Tim Bale, Professor of Politics at Queen Mary University of London, has written for The Conversation on public attitudes to golliwogs - following reports that the home secretary reprimanded police for seizing a display of the dolls after they received a hate crime complaint.
The landlady of a pub in Essex has been expressing bemusement about the complaints of “snowflakes” after her display of golliwog dolls attracted the attention of the county’s police – only for them to be told, reportedly by the home secretary Suella Braverman, that they shouldn’t be wasting their time on such “nonsense”.
Six years ago, a not dissimilar incident unfolded in a café at the foot of the South Downs in Sussex, where the proprietors’ insistence on displaying a golliwog behind the counter prompted a complaint from a dismayed member of what Braverman terms the tofu-eating wokerati (namely me). On that occasion, however, it was the proprietor who called the police on the snowflake – even if, much to my disappointment, they never turned up in the end.
That incident prompted me, with the help of the polling organisation YouGov, to do a spot of survey research on public attitudes to golliwogs in England, Scotland and Wales. Was I a hopelessly politically correct outlier? Could I possibly be entirely alone in feeling more than a little uncomfortable about them?
The results were, to use a cliche, shocking but not surprising, at least to me. It turned out that some 63% of the public didn’t think it was racist to sell or display a golliwog doll – although, interestingly, slightly fewer people (53%) thought it “acceptable” to do so. Those who thought it was racist made up just 20% of the sample, and those who thought it unacceptable 27%. The rest said they didn’t know.

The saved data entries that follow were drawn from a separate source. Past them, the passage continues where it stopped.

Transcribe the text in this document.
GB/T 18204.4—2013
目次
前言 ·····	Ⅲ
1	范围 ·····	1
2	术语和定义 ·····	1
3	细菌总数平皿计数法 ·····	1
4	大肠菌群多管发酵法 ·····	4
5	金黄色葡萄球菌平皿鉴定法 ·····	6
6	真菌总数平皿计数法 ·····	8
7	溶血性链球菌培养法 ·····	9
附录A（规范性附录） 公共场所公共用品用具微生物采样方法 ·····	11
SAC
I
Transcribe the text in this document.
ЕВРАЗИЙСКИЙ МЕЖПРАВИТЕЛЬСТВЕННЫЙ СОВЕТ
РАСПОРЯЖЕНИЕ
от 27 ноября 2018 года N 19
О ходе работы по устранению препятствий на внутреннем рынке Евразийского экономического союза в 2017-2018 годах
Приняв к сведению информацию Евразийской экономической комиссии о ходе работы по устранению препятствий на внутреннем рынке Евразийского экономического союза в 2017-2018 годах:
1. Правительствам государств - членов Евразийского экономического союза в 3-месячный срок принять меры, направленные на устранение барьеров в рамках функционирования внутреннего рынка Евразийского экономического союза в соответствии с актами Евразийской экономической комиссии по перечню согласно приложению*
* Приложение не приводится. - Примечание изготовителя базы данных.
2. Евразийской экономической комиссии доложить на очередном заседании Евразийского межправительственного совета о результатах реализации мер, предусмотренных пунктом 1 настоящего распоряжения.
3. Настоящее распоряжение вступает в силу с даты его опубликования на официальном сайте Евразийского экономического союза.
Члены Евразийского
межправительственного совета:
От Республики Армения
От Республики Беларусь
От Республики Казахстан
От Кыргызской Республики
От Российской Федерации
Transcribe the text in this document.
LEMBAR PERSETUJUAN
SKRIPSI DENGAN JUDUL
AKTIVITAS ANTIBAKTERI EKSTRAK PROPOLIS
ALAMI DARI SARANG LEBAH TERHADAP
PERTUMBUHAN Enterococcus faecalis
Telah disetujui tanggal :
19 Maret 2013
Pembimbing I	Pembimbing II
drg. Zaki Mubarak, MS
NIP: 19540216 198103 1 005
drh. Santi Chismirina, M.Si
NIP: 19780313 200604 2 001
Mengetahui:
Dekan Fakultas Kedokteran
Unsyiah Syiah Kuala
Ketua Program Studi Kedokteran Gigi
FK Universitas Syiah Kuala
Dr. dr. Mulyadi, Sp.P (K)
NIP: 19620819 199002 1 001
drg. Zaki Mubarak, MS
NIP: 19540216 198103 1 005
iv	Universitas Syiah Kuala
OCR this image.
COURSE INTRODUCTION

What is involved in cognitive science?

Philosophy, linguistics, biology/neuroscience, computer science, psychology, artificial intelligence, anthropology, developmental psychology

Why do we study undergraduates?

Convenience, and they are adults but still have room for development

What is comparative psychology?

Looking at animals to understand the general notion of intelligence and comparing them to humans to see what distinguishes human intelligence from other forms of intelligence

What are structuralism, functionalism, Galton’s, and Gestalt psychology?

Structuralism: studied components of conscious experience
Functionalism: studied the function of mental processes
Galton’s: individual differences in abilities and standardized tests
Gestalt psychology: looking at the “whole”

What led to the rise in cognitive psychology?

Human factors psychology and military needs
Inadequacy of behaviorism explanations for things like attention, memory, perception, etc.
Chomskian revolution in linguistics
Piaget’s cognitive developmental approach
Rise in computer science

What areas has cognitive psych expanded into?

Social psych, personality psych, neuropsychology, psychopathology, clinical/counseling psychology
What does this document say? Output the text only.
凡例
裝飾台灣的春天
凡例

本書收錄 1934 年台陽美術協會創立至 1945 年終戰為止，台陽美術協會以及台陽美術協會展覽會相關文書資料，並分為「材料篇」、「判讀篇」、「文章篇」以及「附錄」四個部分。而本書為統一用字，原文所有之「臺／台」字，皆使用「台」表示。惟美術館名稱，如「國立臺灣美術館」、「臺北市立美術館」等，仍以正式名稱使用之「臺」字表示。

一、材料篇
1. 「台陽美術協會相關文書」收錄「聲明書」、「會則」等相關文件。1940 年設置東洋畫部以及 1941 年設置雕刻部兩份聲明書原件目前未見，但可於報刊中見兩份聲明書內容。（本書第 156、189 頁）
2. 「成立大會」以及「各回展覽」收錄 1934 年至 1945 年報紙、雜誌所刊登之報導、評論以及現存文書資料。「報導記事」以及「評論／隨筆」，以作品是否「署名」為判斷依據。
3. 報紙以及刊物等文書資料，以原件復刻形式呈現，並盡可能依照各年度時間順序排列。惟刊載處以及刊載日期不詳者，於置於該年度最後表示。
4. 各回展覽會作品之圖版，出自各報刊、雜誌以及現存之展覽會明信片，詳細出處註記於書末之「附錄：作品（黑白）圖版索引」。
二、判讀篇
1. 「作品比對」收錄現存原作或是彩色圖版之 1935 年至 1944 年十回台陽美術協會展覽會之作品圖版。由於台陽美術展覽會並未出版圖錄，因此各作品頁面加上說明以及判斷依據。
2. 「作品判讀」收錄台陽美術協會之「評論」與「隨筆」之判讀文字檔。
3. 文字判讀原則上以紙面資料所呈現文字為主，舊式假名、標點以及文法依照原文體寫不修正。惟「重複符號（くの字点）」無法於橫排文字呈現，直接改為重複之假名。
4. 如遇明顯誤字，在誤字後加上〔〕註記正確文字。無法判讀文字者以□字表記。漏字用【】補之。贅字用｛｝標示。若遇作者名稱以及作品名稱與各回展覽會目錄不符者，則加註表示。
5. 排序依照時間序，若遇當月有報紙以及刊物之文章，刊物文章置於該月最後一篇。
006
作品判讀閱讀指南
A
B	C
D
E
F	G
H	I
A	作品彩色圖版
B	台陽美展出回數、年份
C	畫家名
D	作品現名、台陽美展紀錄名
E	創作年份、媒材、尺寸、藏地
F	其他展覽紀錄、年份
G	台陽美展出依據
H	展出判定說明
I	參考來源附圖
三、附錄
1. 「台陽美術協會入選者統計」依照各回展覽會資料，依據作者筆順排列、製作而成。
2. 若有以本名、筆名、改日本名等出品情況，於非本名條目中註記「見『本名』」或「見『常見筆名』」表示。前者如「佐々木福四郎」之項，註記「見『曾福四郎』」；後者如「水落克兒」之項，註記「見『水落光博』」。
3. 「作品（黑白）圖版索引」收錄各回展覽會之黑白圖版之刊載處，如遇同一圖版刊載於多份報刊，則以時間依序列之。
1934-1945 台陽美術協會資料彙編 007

But that was then, this is now. The Black Lives Matter movement and the support given to it by prominent celebrities (not least some English footballers) has since loomed large in the national debate. Its advocates might reasonably expect attitudes to have shifted in their direction. And given there were pretty big differences between the attitudes of younger and older people in 2017, as well as between graduates and non-graduates, they might expect demographic change and the expansion in higher education to have helped too – if only at the margins.
YouGov was kind enough to repeat the exercise this week to see whether such a shift had indeed occurred. And lo and behold, it had – although not for everyone.
Six years ago, a majority said selling or displaying a golliwog doll wasn’t racist. Now it’s a minority. True, that minority still makes up nearly half the population, but a 15-point drop from 63% to 48% in a little over half a decade seems pretty significant. Meanwhile, the proportion of people who think it is racist has gone up from a fifth to just over a quarter (from 20% to 27%), with another 25% (up from 17% in 2017) opting for “don’t know”.
There’s been a similar “progressive” shift when it comes to whether selling or displaying golliwogs is or isn’t acceptable. The proportion of people who think it is acceptable has dropped 14 points from 53% to just 39% since 2017, with the proportion who think it isn’t rising from 27% to 34%. There’s been an identical increase (from 20% to 27%) in those saying “don’t know”.
Age continues to play a huge part in all this: a stunning 74% of those aged 65 and over continue to insist that selling or displaying a golliwog isn’t racist – a view confined to a mere 13% of 18- to 24-year-olds.
Among the older group, 64% say it’s acceptable to display one. Only 10% of the younger group agree. Education also continues to matter: twice as many graduates (42% – up 11% on 2017) as non-graduates (21%) say it’s racist.
There are, too, significant differences on both counts between those living in an ethnically diverse city like London and other parts of the country, and between middle- and working-class people, with those living in the capital and middle-class people more likely to brand the selling or display of golliwogs as racist and unacceptable.
What’s most striking, though, is the difference partisanship still plays in people’s attitudes. Only 13% of Conservative supporters and people who voted leave in the 2016 Brexit referendum think selling or displaying golliwogs is racist.
That figure (more or less depressingly, depending on your point of view) represents an insignificant change on six years ago. It is also dwarfed by the 47% of Labour supporters and 42% of remain voters who think the same about displaying these dolls.
Essentially, when it comes to golliwogs at least, the times are changing. Unless, that is, you’re old, less-educated, a Tory, a “leaver”, or a certain pub owner in Essex – in which case you’re more likely to be heard singing the same old song, and will probably continue to do so until, eventually and inevitably, your voice falls silent.
This article first appeared in The Conversation on 12 April 2023.